Trial testimony of undercover officers established that on 14 occasions between Sept. 6, 2018, and March 13, 2019, Kemprud prescribed opioids without determining the patients’ medical and prescription histories, without conducting a proper medical examination, without confirming the legitimacy of the patients’ complaints, and without assessing the risk of aberrant drug behavior.

This defendant displayed a blatant disregard for patient safety and the law,” Acting U.S. Attorney Talbert said. “Although he knew his treatment of patients was unlawful, he continued to pump dangerous drugs into the community. It took the effort of agents, investigators, undercover officers, medical professionals who practiced with the defendant and pharmacists to bring an end to Kemprud’s illicit prescription writing. The U.S. Attorney’s Office will continue our vigorous pursuit of those who fuel the opioid epidemic for their own personal benefit.”

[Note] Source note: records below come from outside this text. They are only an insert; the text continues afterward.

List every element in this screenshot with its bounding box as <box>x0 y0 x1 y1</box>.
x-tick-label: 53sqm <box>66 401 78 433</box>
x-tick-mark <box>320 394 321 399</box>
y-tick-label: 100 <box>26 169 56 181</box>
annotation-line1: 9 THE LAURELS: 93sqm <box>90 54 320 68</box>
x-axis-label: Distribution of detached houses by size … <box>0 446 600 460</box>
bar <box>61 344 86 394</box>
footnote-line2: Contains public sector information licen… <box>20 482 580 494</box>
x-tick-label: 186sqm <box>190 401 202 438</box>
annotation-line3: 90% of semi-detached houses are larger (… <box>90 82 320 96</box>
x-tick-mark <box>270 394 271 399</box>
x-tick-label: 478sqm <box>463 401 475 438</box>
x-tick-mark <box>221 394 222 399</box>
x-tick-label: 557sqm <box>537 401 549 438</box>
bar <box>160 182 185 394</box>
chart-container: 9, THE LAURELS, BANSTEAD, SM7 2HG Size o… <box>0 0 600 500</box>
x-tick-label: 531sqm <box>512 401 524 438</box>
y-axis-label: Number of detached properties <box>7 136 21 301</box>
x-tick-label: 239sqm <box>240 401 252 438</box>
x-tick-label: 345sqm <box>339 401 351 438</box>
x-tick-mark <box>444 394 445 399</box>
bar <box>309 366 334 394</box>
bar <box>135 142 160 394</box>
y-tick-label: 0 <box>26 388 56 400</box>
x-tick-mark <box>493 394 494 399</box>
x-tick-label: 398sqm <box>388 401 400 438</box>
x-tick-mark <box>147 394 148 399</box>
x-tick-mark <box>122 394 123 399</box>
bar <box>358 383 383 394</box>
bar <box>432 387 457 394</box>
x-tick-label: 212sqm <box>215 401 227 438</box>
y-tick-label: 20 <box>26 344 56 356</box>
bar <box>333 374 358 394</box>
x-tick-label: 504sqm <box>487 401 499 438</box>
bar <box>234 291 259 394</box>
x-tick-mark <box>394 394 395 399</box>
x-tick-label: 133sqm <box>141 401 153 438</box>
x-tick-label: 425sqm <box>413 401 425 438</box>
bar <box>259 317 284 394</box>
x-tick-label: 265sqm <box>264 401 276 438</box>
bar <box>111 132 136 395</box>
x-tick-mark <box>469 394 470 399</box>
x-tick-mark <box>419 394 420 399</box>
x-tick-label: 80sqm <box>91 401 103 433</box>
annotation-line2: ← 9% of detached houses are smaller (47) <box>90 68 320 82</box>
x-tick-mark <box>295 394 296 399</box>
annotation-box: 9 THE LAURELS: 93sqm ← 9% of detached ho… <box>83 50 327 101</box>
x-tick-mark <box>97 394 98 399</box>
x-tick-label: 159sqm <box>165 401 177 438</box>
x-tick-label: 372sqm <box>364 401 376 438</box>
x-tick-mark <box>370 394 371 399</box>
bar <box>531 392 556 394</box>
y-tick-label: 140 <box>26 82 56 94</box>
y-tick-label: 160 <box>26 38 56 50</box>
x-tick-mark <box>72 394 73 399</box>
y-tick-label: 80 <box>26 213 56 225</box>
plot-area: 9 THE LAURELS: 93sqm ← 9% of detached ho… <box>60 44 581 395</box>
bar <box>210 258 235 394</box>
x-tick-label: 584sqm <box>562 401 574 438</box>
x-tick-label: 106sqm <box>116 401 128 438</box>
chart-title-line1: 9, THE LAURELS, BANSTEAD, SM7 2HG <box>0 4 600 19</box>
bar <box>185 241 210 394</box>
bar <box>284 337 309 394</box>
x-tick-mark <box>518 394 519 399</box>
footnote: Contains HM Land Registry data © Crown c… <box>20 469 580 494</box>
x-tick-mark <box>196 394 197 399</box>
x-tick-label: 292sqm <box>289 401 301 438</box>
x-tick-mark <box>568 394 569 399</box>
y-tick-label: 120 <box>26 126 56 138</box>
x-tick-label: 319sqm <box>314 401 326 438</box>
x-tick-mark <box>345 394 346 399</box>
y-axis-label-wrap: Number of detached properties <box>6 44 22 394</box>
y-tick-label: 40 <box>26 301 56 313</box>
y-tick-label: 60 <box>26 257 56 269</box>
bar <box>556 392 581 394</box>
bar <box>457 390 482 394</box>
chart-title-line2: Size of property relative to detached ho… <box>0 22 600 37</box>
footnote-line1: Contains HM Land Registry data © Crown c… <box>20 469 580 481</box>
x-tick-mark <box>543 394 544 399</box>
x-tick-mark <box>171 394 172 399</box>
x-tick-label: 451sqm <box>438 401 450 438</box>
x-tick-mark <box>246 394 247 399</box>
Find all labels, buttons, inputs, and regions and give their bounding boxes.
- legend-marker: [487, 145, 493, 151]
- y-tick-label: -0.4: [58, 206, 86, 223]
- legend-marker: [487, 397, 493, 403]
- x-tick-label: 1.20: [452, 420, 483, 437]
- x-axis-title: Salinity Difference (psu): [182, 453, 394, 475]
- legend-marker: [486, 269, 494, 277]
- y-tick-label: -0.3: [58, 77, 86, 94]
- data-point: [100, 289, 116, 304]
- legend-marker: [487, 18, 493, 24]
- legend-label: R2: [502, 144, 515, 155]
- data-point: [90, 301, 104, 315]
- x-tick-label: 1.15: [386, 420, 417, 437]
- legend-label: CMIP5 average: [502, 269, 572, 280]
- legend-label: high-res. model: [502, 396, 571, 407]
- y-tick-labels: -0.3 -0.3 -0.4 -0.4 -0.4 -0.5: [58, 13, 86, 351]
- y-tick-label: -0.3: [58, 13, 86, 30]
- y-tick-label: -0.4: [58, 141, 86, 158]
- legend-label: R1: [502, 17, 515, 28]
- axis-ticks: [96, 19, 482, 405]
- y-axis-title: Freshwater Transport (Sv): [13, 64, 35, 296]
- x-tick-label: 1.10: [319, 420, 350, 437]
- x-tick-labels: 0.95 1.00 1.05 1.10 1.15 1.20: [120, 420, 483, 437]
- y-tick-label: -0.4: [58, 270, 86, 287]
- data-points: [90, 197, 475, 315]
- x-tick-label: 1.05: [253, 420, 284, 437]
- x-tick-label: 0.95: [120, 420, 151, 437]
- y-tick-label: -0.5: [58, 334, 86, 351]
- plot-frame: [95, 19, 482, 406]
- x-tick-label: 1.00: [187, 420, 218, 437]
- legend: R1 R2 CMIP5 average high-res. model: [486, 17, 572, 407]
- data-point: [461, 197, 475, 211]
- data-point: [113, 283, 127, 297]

This case is the product of an investigation by the California Department of Justice, Bureau of Medi-Cal Fraud and Elder Abuse Drug Diversion Team, the Drug Enforcement Administration, and the Office of Inspector General for the United States Department of Health and Human Services. Assistant U.S. Attorney Veronica M.A. Alegría and Special Assistant U.S. Attorney Robert J. Artuz are prosecuting the case.

Kemprud is scheduled to be sentenced on Feb. 14, 2022, by U.S. District Judge William B. Shubb. Kemprud faces a maximum statutory penalty of 20 years in prison.